Jimmy and Judy

“Jimmy and Judy” is both an experiment and a trainwreck, and I confess to being eager to see how it turned out in both respects. Will the experiment fail? Will the trainwreck be bloody? I think the answer is yes in both cases, which technically should make it a “bad” movie. But it’s so engrossing in its attempt that I have a hard time completely dissing it. Just because the tightrope walker slipped and fell to his death doesn’t mean you didn’t enjoy watching the show.

Randall Rubin and Jon Schroder borrowed liberally from films like “Natural Born Killers” when they co-wrote and co-directed “Jimmy and Judy.” Jimmy (Edward Furlong) is a violent, deeply troubled 18-year-old who has been kicked out of college and now torments his parents when he’s not locked up in the mental health facility.
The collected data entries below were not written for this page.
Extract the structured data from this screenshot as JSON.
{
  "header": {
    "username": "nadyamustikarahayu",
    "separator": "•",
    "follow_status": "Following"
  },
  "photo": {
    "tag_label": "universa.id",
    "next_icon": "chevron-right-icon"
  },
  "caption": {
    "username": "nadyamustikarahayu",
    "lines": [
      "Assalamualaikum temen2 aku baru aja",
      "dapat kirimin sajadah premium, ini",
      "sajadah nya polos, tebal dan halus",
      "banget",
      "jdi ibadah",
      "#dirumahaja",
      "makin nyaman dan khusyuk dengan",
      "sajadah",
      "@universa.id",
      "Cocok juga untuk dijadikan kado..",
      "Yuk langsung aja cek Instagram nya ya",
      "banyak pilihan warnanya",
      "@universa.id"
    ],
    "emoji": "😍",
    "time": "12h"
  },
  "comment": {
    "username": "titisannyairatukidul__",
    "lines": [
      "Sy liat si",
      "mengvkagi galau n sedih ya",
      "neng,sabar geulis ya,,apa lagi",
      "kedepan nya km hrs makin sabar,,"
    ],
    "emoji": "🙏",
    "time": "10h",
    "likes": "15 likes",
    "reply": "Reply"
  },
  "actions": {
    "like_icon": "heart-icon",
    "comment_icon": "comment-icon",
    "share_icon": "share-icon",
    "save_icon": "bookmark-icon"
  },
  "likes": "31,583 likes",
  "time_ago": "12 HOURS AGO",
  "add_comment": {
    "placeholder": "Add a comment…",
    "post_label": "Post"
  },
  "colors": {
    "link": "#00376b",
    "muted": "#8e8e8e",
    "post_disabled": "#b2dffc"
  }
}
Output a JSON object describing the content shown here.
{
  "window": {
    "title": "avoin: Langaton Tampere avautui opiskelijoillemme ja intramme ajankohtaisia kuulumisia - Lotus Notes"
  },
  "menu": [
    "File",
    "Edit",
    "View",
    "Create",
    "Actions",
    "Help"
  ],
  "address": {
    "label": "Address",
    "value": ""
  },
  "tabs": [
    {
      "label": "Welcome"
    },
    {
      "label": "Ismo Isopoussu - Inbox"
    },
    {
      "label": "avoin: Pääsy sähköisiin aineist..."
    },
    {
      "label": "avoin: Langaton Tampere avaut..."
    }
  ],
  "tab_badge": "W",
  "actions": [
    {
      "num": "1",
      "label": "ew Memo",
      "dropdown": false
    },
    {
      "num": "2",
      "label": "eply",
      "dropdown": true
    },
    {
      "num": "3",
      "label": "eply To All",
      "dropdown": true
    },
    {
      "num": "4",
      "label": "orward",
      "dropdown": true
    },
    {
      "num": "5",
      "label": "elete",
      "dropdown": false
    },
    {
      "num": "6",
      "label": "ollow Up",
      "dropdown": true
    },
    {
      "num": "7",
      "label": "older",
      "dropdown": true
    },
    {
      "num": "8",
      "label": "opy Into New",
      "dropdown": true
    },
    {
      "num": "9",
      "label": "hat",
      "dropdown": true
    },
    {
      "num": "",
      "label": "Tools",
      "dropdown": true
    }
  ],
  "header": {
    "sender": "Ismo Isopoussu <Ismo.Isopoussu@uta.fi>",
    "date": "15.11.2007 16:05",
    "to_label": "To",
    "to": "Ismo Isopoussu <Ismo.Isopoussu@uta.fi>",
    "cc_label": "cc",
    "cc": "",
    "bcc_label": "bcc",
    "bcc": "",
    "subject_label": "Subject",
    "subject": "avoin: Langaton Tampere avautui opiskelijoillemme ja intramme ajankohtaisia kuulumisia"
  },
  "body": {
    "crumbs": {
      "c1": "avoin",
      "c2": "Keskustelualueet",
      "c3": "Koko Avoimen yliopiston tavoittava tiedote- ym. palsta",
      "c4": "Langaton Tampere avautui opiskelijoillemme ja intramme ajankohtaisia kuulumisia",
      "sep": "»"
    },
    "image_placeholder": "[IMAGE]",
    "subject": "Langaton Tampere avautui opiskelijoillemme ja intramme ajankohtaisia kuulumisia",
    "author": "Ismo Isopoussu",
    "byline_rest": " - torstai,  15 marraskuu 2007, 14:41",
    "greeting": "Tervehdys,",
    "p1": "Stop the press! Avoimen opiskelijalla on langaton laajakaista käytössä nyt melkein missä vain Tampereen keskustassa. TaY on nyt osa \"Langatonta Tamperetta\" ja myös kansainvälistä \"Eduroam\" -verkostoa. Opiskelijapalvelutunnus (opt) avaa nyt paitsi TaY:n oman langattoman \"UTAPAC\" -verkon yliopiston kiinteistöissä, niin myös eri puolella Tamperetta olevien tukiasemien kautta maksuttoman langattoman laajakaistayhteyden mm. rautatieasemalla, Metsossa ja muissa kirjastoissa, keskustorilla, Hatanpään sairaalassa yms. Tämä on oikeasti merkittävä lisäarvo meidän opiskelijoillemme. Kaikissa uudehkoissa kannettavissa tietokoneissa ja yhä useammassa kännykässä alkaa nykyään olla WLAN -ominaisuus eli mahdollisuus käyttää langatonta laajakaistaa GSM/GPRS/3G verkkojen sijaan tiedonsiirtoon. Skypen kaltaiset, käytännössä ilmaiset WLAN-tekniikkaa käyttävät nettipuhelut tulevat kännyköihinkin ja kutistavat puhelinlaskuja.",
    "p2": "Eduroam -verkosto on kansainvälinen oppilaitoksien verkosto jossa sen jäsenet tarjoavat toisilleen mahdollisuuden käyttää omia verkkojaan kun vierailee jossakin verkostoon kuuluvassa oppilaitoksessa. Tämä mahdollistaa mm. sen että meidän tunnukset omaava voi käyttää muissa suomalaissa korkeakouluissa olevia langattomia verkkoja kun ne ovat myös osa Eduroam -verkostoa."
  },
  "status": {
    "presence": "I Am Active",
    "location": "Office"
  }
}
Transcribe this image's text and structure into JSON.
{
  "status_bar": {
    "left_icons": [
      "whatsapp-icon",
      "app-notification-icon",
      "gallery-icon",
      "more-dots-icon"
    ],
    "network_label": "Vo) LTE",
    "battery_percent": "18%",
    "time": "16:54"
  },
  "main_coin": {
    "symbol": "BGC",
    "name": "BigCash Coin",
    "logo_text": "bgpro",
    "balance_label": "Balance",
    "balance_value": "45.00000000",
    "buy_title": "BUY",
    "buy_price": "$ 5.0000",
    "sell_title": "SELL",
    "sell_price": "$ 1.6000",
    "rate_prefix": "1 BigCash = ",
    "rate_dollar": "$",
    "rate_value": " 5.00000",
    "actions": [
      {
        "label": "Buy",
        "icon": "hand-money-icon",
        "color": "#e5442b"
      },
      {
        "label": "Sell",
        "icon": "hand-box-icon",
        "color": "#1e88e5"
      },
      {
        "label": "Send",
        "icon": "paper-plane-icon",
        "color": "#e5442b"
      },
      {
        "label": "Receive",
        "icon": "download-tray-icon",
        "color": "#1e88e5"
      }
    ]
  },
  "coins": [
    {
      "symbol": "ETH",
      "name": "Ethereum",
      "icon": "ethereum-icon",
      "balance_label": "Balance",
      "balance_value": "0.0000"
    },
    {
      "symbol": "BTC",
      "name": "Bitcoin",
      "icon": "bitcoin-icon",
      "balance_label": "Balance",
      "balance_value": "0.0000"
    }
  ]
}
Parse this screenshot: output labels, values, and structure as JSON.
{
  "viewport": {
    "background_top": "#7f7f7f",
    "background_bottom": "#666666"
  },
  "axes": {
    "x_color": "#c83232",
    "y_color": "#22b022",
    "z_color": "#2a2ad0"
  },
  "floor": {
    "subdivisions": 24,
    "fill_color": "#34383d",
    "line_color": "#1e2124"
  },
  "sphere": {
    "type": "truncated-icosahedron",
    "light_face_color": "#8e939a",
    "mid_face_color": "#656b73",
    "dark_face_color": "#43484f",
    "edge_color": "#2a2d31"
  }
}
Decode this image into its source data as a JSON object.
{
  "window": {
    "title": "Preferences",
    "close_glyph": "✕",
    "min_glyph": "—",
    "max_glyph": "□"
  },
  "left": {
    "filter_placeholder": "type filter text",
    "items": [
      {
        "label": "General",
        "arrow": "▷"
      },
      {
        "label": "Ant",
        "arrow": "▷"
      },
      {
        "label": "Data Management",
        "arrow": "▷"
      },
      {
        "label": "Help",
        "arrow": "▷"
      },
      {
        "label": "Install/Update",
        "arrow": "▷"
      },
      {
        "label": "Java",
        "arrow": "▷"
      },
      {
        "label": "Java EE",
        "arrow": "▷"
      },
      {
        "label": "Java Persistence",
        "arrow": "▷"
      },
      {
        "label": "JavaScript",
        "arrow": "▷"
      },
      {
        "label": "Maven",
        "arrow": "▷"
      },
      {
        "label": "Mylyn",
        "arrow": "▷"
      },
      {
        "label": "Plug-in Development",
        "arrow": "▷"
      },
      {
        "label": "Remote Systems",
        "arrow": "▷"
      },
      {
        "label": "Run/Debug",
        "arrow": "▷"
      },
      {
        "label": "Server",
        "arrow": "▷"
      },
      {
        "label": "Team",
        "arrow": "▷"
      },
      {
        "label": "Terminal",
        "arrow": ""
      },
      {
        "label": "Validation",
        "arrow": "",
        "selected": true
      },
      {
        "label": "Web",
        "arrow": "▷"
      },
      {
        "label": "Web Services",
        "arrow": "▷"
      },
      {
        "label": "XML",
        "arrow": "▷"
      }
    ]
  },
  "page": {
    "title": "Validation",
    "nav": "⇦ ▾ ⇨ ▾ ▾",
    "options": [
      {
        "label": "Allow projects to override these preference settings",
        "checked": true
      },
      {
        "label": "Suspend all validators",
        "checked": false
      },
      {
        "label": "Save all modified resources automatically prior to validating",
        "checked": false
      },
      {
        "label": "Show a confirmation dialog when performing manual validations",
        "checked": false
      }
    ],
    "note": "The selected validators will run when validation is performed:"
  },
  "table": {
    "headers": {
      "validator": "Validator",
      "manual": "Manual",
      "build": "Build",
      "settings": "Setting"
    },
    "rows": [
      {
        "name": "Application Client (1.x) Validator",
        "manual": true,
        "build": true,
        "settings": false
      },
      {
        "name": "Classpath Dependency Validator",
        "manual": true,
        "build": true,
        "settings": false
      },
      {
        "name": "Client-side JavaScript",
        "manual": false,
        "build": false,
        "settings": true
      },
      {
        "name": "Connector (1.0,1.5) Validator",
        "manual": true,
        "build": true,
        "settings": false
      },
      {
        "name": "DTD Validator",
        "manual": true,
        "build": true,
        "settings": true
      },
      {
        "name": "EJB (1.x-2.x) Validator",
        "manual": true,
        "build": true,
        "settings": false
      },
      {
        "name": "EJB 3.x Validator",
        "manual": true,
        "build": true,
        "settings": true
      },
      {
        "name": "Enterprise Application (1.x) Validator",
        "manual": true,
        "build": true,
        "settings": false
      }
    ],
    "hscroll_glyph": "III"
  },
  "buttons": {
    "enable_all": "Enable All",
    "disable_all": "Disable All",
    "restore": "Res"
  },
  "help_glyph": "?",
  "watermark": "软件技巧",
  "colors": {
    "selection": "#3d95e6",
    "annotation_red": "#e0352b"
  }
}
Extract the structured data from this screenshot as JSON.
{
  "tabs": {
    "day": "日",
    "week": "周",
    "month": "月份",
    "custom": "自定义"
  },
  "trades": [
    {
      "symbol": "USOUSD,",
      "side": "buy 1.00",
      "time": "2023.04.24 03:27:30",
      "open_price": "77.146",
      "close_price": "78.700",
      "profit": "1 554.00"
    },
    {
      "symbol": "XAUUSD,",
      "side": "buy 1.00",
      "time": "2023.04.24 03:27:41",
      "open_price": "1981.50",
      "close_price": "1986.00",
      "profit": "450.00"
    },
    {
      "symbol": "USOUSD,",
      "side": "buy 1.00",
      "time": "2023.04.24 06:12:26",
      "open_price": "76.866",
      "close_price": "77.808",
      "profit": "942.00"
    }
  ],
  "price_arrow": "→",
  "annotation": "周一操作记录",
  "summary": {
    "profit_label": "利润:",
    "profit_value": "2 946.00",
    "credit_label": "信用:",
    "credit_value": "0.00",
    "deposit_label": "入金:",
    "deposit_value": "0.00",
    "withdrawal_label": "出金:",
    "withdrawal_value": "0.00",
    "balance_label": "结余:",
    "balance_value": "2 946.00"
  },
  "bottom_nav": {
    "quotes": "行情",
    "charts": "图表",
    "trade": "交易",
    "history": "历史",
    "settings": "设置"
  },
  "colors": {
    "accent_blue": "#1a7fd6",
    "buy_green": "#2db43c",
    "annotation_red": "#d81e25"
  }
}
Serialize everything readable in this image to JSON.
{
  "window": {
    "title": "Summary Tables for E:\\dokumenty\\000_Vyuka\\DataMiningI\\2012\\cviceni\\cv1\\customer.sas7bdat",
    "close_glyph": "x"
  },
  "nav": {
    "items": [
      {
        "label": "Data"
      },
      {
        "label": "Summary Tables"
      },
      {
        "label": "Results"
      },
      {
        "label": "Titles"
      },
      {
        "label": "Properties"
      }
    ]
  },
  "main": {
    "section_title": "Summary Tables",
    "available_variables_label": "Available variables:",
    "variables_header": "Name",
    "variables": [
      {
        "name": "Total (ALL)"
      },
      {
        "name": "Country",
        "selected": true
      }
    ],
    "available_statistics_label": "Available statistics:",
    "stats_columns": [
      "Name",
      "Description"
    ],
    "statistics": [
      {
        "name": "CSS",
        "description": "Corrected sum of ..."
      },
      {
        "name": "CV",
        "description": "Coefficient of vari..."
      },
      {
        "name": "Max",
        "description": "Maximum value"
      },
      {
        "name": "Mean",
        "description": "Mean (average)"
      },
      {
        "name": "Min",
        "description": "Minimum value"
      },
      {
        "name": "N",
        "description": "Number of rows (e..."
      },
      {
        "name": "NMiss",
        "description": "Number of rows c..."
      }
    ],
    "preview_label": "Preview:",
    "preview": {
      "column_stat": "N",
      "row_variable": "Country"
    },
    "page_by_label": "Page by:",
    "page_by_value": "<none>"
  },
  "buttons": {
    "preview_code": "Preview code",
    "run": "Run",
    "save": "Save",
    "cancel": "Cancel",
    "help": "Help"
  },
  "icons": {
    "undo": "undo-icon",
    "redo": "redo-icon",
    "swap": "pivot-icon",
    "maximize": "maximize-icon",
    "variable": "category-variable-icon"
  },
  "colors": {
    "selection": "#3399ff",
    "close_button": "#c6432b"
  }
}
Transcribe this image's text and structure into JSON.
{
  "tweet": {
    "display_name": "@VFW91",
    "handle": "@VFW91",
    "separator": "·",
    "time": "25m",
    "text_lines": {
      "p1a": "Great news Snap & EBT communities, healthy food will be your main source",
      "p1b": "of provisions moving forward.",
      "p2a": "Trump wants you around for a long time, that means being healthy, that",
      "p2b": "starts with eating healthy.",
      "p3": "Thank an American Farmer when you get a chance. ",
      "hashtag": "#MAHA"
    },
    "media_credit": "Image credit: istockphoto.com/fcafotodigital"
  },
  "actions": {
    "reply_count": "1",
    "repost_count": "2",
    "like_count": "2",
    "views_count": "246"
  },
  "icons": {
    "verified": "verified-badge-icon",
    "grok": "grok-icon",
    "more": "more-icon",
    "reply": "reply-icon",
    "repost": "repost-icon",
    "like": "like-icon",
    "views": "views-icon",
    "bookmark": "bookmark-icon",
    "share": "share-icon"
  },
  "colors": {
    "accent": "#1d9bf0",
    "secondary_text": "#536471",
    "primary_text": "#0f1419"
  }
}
Judy (Rachael Bella) is the girl who finds his dangerousness appealing. Crazily in love the way emotionally disturbed teens can be, they go on a bit of a cross-country rampage.

The film’s experimentation is in the way it’s presented. Jimmy is a video buff, and “Jimmy and Judy” is composed entirely of footage shot on a camcorder by Jimmy and Judy themselves. “The Blair Witch Project” was done the same way, you’ll recall, and only a few other movies have ever tried it. It’s an intriguing gimmick, this idea that a movie could be cobbled together from footage left behind by someone. Could a producer compile a movie out of your home videos? Would it make any sense? Would it even be interesting?

If you went on a killing spree and managed to film most of it, I guess the answer would be yes. Killing sprees are almost always worth paying attention to. But in the case of “Jimmy and Judy,” I noticed that I was interested only in how the experiment would turn out, not in the characters themselves. The title kids are loathsome, unsympathetic punks. Their nihilism and boo-hoo-nobody-understands-me pessimism are neither new nor noteworthy. Their behavior (mostly good old-fashioned murder and sex) is sickening — not in a way that makes you think, “Gee, today’s youth sure are messed up,” but in a way that makes you think, “Gee, these filmmakers sure are trying awfully hard to be ‘edgy.'”

See, I just don’t buy it. The film never convinces me that the kids’ outrageous behavior stems from anything other than the filmmakers’ own desire to draw attention to themselves. And yet the film is undeniably well-acted, Furlong’s dirtbag rage and Bella’s misplaced sexual energy shining through impressively. Note that most of the scenes are made up of one long, unbroken take, which means they had to do some in-character improvisation in natural environments. It’s almost like street theater.

So is it worth watching this grim, cynical experiment just out of curiosity, to see what they do with it? Maybe so. I can recommend it for that reason, and for Furlong’s compelling performance, and that’s about it.

B- (1 hr., 39 min.; R, abundant harsh profanity, a lot of nudity, some strong sexuality, some gruesome imagery.)